The Respondent was within its rights under the WFMLA to require that the Complainant and all other employees continue to pay their portion of their health insurance premiums while out on family medical and other leave, and to cancel their health insurance benefits for their failure to pay these premiums while out on leave, regardless of the reason. See Wis. Stat. § 103.10(09). Such does not constitute interference with, restriction, or denial of an employee's right to return to the same or an equivalent position and benefits under the WFMLA. Carrington v. Milwaukee Cnty. Transit Sys. (ALJ Decision, ERD Case # CR201303146, 07/31/14) (unavailable online).
If an employer can successfully show that, for reasons wholly unrelated to family or medical leave, an employee’s position or equivalent position no longer existed when that employee returned from leave, the employer will not be in violation of sec. 101.10(8), Stats., which requires an employer to immediately restore an employee returning from family or medical leave to the position he held before the leave began, or to an equivalent position. Hull v. PFS Corp. (ALJ decision, 04/07/06).
The employer must immediately place the employee in his or her former employment, or an equivalent employment position if the employee's former position is not vacant. An equivalent employment position means a position with equivalent compensation, benefits, working shift, hours of employment, job status, responsibility and authority. An employee who returned from family leave was not placed in an equivalent employment position where: her supervisory duties were reduced from supervising four employees to supervising one employee, her former position required no clerical work while her new position required 23 percent clerical work, and (despite still being designated as a manager) her new job duties were far less significant than those she performed prior to leave. Kelley Co. v.

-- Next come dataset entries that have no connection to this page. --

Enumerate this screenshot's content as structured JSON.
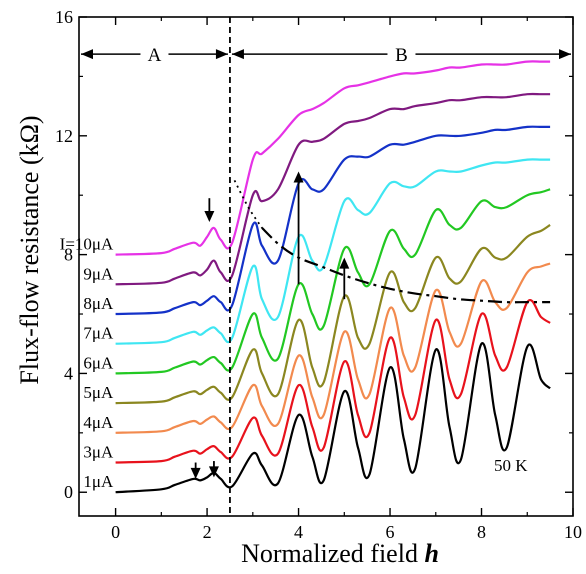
{
  "chart_data": {
    "type": "line",
    "xlabel": "Normalized field h",
    "xlabel_main": "Normalized field ",
    "xlabel_var": "h",
    "ylabel": "Flux-flow resistance (kΩ)",
    "xlim": [
      -0.8,
      10
    ],
    "ylim": [
      -0.8,
      16
    ],
    "xticks": [
      0,
      2,
      4,
      6,
      8,
      10
    ],
    "yticks": [
      0,
      4,
      8,
      12,
      16
    ],
    "grid": false,
    "legend": "none",
    "temperature_label": "50 K",
    "region_A": "A",
    "region_B": "B",
    "region_boundary_h": 2.5,
    "series": [
      {
        "name": "1μA",
        "label": "1μA",
        "baseline": 0.0,
        "color": "#000000",
        "x": [
          0,
          1.0,
          1.3,
          1.7,
          1.85,
          2.0,
          2.15,
          2.3,
          2.55,
          3.0,
          3.2,
          3.55,
          4.0,
          4.3,
          4.55,
          5.0,
          5.3,
          5.55,
          6.0,
          6.3,
          6.55,
          7.0,
          7.3,
          7.55,
          8.0,
          8.3,
          8.55,
          9.0,
          9.3,
          9.5
        ],
        "y": [
          0.0,
          0.1,
          0.25,
          0.45,
          0.4,
          0.5,
          0.65,
          0.45,
          0.2,
          1.3,
          0.9,
          0.3,
          2.6,
          1.2,
          0.4,
          3.4,
          1.5,
          0.6,
          4.2,
          1.8,
          0.8,
          4.8,
          2.2,
          1.1,
          5.0,
          2.6,
          1.5,
          4.9,
          3.8,
          3.5
        ]
      },
      {
        "name": "3μA",
        "label": "3μA",
        "baseline": 1.0,
        "color": "#e8121c",
        "x": [
          0,
          1.0,
          1.3,
          1.7,
          1.85,
          2.0,
          2.15,
          2.3,
          2.55,
          3.0,
          3.2,
          3.55,
          4.0,
          4.3,
          4.55,
          5.0,
          5.3,
          5.55,
          6.0,
          6.3,
          6.55,
          7.0,
          7.3,
          7.55,
          8.0,
          8.3,
          8.55,
          9.0,
          9.3,
          9.5
        ],
        "y": [
          1.0,
          1.05,
          1.2,
          1.4,
          1.3,
          1.45,
          1.55,
          1.35,
          1.2,
          2.5,
          1.9,
          1.3,
          3.6,
          2.2,
          1.5,
          4.4,
          2.6,
          2.0,
          5.2,
          3.2,
          2.6,
          5.8,
          3.8,
          3.3,
          6.0,
          4.6,
          4.2,
          6.4,
          5.9,
          5.7
        ]
      },
      {
        "name": "4μA",
        "label": "4μA",
        "baseline": 2.0,
        "color": "#f28a4e",
        "x": [
          0,
          1.0,
          1.3,
          1.7,
          1.85,
          2.0,
          2.15,
          2.3,
          2.55,
          3.0,
          3.2,
          3.55,
          4.0,
          4.3,
          4.55,
          5.0,
          5.3,
          5.55,
          6.0,
          6.3,
          6.55,
          7.0,
          7.3,
          7.55,
          8.0,
          8.3,
          8.55,
          9.0,
          9.3,
          9.5
        ],
        "y": [
          2.0,
          2.05,
          2.2,
          2.4,
          2.3,
          2.45,
          2.55,
          2.35,
          2.2,
          3.6,
          2.9,
          2.3,
          4.6,
          3.2,
          2.6,
          5.4,
          3.8,
          3.3,
          6.2,
          4.6,
          4.2,
          6.8,
          5.4,
          5.0,
          7.1,
          6.4,
          6.2,
          7.4,
          7.6,
          7.7
        ]
      },
      {
        "name": "5μA",
        "label": "5μA",
        "baseline": 3.0,
        "color": "#8b8720",
        "x": [
          0,
          1.0,
          1.3,
          1.7,
          1.85,
          2.0,
          2.15,
          2.3,
          2.55,
          3.0,
          3.2,
          3.55,
          4.0,
          4.3,
          4.55,
          5.0,
          5.3,
          5.55,
          6.0,
          6.3,
          6.55,
          7.0,
          7.3,
          7.55,
          8.0,
          8.3,
          8.55,
          9.0,
          9.3,
          9.5
        ],
        "y": [
          3.0,
          3.05,
          3.2,
          3.4,
          3.3,
          3.45,
          3.55,
          3.35,
          3.2,
          4.8,
          4.0,
          3.3,
          5.8,
          4.2,
          3.7,
          6.6,
          5.2,
          5.0,
          7.4,
          6.4,
          6.2,
          7.9,
          7.2,
          7.1,
          8.2,
          7.9,
          7.9,
          8.6,
          8.8,
          9.0
        ]
      },
      {
        "name": "6μA",
        "label": "6μA",
        "baseline": 4.0,
        "color": "#22c822",
        "x": [
          0,
          1.0,
          1.3,
          1.7,
          1.85,
          2.0,
          2.15,
          2.3,
          2.55,
          3.0,
          3.2,
          3.55,
          4.0,
          4.3,
          4.55,
          5.0,
          5.3,
          5.55,
          6.0,
          6.3,
          6.55,
          7.0,
          7.3,
          7.55,
          8.0,
          8.3,
          8.55,
          9.0,
          9.3,
          9.5
        ],
        "y": [
          4.0,
          4.05,
          4.2,
          4.4,
          4.3,
          4.45,
          4.55,
          4.35,
          4.2,
          6.0,
          5.2,
          4.5,
          7.0,
          6.0,
          5.6,
          8.2,
          7.4,
          7.0,
          8.8,
          8.2,
          8.0,
          9.5,
          9.0,
          8.9,
          9.8,
          9.6,
          9.6,
          10.0,
          10.1,
          10.2
        ]
      },
      {
        "name": "7μA",
        "label": "7μA",
        "baseline": 5.0,
        "color": "#3fe6f2",
        "x": [
          0,
          1.0,
          1.3,
          1.7,
          1.85,
          2.0,
          2.15,
          2.3,
          2.55,
          3.0,
          3.2,
          3.55,
          4.0,
          4.3,
          4.55,
          5.0,
          5.3,
          5.55,
          6.0,
          6.3,
          6.55,
          7.0,
          7.3,
          7.55,
          8.0,
          8.3,
          8.55,
          9.0,
          9.3,
          9.5
        ],
        "y": [
          5.0,
          5.05,
          5.2,
          5.4,
          5.3,
          5.45,
          5.55,
          5.35,
          5.2,
          7.6,
          6.5,
          5.9,
          8.6,
          7.8,
          7.6,
          9.8,
          9.5,
          9.4,
          10.4,
          10.3,
          10.3,
          10.8,
          10.8,
          10.8,
          11.0,
          11.1,
          11.1,
          11.2,
          11.2,
          11.2
        ]
      },
      {
        "name": "8μA",
        "label": "8μA",
        "baseline": 6.0,
        "color": "#1432c8",
        "x": [
          0,
          1.0,
          1.3,
          1.7,
          1.85,
          2.0,
          2.15,
          2.3,
          2.55,
          3.0,
          3.2,
          3.55,
          4.0,
          4.3,
          4.55,
          5.0,
          5.3,
          5.55,
          6.0,
          6.3,
          6.55,
          7.0,
          7.3,
          7.55,
          8.0,
          8.3,
          8.55,
          9.0,
          9.3,
          9.5
        ],
        "y": [
          6.0,
          6.05,
          6.2,
          6.4,
          6.3,
          6.45,
          6.6,
          6.4,
          6.3,
          9.0,
          8.3,
          7.8,
          10.4,
          10.2,
          10.2,
          11.2,
          11.3,
          11.3,
          11.7,
          11.7,
          11.8,
          12.0,
          12.0,
          12.0,
          12.1,
          12.2,
          12.2,
          12.3,
          12.3,
          12.3
        ]
      },
      {
        "name": "9μA",
        "label": "9μA",
        "baseline": 7.0,
        "color": "#801a80",
        "x": [
          0,
          1.0,
          1.3,
          1.7,
          1.85,
          2.0,
          2.15,
          2.3,
          2.55,
          3.0,
          3.2,
          3.55,
          4.0,
          4.3,
          4.55,
          5.0,
          5.3,
          5.55,
          6.0,
          6.3,
          6.55,
          7.0,
          7.3,
          7.55,
          8.0,
          8.3,
          8.55,
          9.0,
          9.3,
          9.5
        ],
        "y": [
          7.0,
          7.05,
          7.2,
          7.4,
          7.3,
          7.5,
          7.8,
          7.4,
          7.3,
          10.0,
          9.8,
          10.2,
          11.7,
          11.8,
          11.9,
          12.4,
          12.5,
          12.6,
          12.9,
          12.9,
          13.0,
          13.1,
          13.2,
          13.2,
          13.3,
          13.3,
          13.3,
          13.4,
          13.4,
          13.4
        ]
      },
      {
        "name": "I=10μA",
        "label": "I=10μA",
        "baseline": 8.0,
        "color": "#e632e6",
        "x": [
          0,
          1.0,
          1.3,
          1.7,
          1.85,
          2.0,
          2.15,
          2.3,
          2.55,
          3.0,
          3.2,
          3.55,
          4.0,
          4.3,
          4.55,
          5.0,
          5.3,
          5.55,
          6.0,
          6.3,
          6.55,
          7.0,
          7.3,
          7.55,
          8.0,
          8.3,
          8.55,
          9.0,
          9.3,
          9.5
        ],
        "y": [
          8.0,
          8.05,
          8.2,
          8.4,
          8.3,
          8.6,
          8.9,
          8.5,
          8.4,
          11.2,
          11.4,
          11.9,
          12.7,
          12.9,
          13.1,
          13.6,
          13.7,
          13.8,
          14.0,
          14.1,
          14.1,
          14.2,
          14.3,
          14.3,
          14.4,
          14.4,
          14.4,
          14.5,
          14.5,
          14.5
        ]
      }
    ],
    "guide_curve": {
      "x": [
        2.6,
        2.9,
        3.2,
        3.6,
        4.0,
        4.5,
        5.0,
        5.5,
        6.0,
        6.5,
        7.0,
        7.5,
        8.0,
        8.5,
        9.0,
        9.5
      ],
      "y": [
        10.5,
        9.6,
        8.9,
        8.3,
        7.9,
        7.6,
        7.3,
        7.05,
        6.85,
        6.7,
        6.6,
        6.5,
        6.45,
        6.4,
        6.4,
        6.4
      ]
    },
    "arrows": [
      {
        "x": 2.05,
        "from": 9.9,
        "to": 9.1,
        "dir": "down"
      },
      {
        "x": 1.75,
        "from": 1.0,
        "to": 0.45,
        "dir": "down"
      },
      {
        "x": 2.15,
        "from": 1.05,
        "to": 0.5,
        "dir": "down"
      },
      {
        "x": 4.0,
        "from": 7.0,
        "to": 10.8,
        "dir": "up"
      },
      {
        "x": 5.0,
        "from": 6.5,
        "to": 7.9,
        "dir": "up"
      }
    ]
  }
}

Marquardt, 172 Wis. 2d 234, 493 N.W.2d 68 (1992).
While the Complainant was taking family leave under the Family and Medical Leave Act, her employer informed the employees that it was closing its office in Wisconsin. Employees were given the option of relocating to Illinois or being discharged. Complainant was not offered this option. The employer is liable under the Act because it did not give an employee who was taking advantage of her rights under the Act the same privileges as employees who took no qualifying leave of absence. Benefit Trust Life Ins. v. DILHR (Milwaukee Co. Cir. Ct., 12/17/90).